= Nagasaki Smart Card =

Former contactless fare card system in Nagasaki Prefecture, Japan

1st generation Nagasaki Smart Card.

Nagasaki Smart Card (長崎スマートカード) was a regional contactless smart card fare system used on participating bus, tram and railway services in Nagasaki Prefecture, Japan, from 2002 to 2020. It began service on 21 January 2002 as Japan's first shared IC card for multiple bus operators, and was later expanded to a wider group of transport companies in the prefecture.

The card stored fare value and could be used across participating operators' local routes. Over time the system added commuter-pass products and a mobile-phone version, and by 2017 it was used by 10 operators, including Nagasaki Electric Tramway and Matsuura Railway. It was phased out because its equipment had aged and, as a local card, it was not compatible with Japan's nationwide mutually interoperable transport IC card network. Beginning in 2019, operators replaced it with either nagasaki nimoca or N+Tcard, and the last Nagasaki Smart Card services ended in September 2020.

== History ==

The Nagasaki Smart Card was introduced to make bus travel more convenient and to encourage ridership at a time when bus patronage was declining. According to the transport ministry, five mainland Nagasaki operators launched the shared card system in January 2002, with a sixth operator joining in October 2003. The original operating rules described it as a non-contact IC ticket for use on participating operators' routes, excluding most highway buses, sightseeing buses and vehicles without the system logo.

The system grew quickly. A transport ministry case study reported that about 250,000 cards were sold between 2002 and 2005, while annual usage reached about 30 million transactions in fiscal 2005. The same study recorded the later introduction of IC commuter passes and a mobile-phone version of the service. On 20 March 2008, the system was extended to Nagasaki Electric Tramway, broadening it beyond bus operations. By 2017, the card was in use across 10 operators in the prefecture.

== System ==

Nagasaki Smart Card was a stored-fare card sold initially for 3,000 yen. It could be reloaded in 1,000-yen units up to a balance ceiling of 30,000 yen, and the operating rules provided for point service and transfer-discount schemes across participating operators. Later industry summaries described it as a prefecture-wide IC fare card shared by 10 operators, with bonus value added on recharge.

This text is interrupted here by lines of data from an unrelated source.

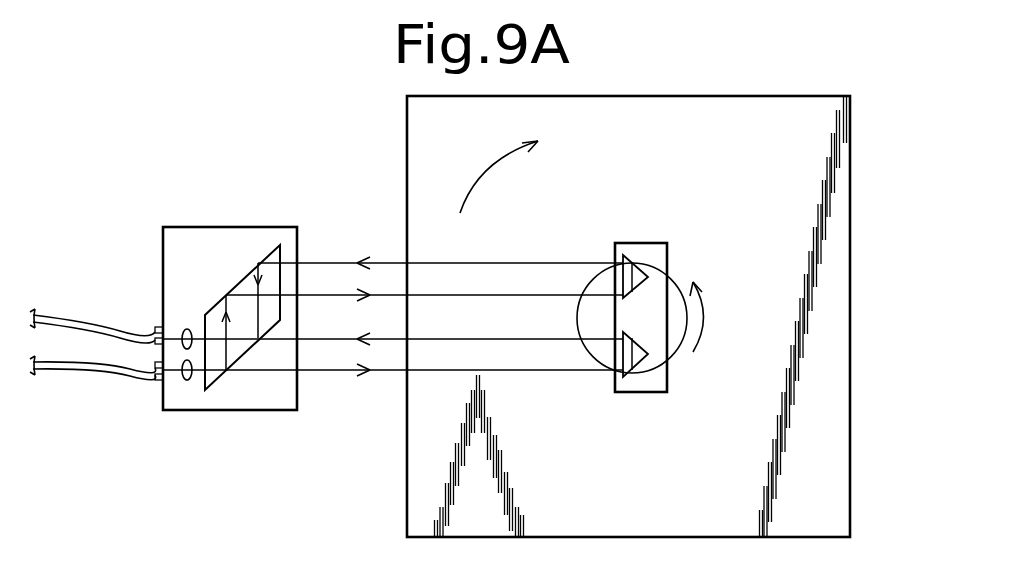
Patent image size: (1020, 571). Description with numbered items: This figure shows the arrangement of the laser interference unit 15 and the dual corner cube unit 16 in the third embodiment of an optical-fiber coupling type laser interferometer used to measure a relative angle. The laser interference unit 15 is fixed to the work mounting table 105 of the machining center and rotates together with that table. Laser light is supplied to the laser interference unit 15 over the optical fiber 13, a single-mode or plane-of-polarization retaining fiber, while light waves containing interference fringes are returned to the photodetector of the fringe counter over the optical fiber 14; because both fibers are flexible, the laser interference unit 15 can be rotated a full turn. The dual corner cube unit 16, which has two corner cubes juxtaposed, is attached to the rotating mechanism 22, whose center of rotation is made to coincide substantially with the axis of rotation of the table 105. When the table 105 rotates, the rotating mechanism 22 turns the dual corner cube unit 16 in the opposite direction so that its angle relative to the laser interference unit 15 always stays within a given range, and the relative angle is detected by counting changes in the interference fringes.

The optical fiber 13 is at (88, 375).
The optical fiber 14 is at (95, 328).
The laser interference unit 15 is at (265, 227).
The dual corner cube unit 16 is at (639, 243).
The rotating mechanism 22 is at (670, 353).
The table 105 is at (852, 397).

Because the card was a regional system, it could not be used on Japan's national network of mutually interoperable transport IC cards. By the late 2010s this had become a growing disadvantage for both residents and visitors, especially as other cities adopted cards that were accepted nationwide.

== Replacement and withdrawal ==

Transport operators in Nagasaki decided to retire the system after more than 15 years of use. Nagasaki City and Sasebo City documents cited ageing equipment and the card's lack of national interoperability as the main reasons for replacement. A joint announcement in November 2019 said that several operators would adopt nimoca, giving users access to Japan's ten-card mutual-use network and electronic money functions.

The withdrawal took place in stages. An official 2020 notice said that Nagasaki Bus and Saikai Kōtsū had already ended Nagasaki Smart Card service on 27 December 2019; Matsuura Railway ended use on 31 May 2020, and Nagasaki Electric Tramway on 30 June 2020. Other participating operators were scheduled to finish around September 2020, while Nagasaki Bus and Saikai Kōtsū replaced the old card with N+Tcard rather than nimoca. Later notices from operators and local government described 30 September 2020 as the end of use for the remaining issuers. Refund handling remained with the original issuer shown on each card.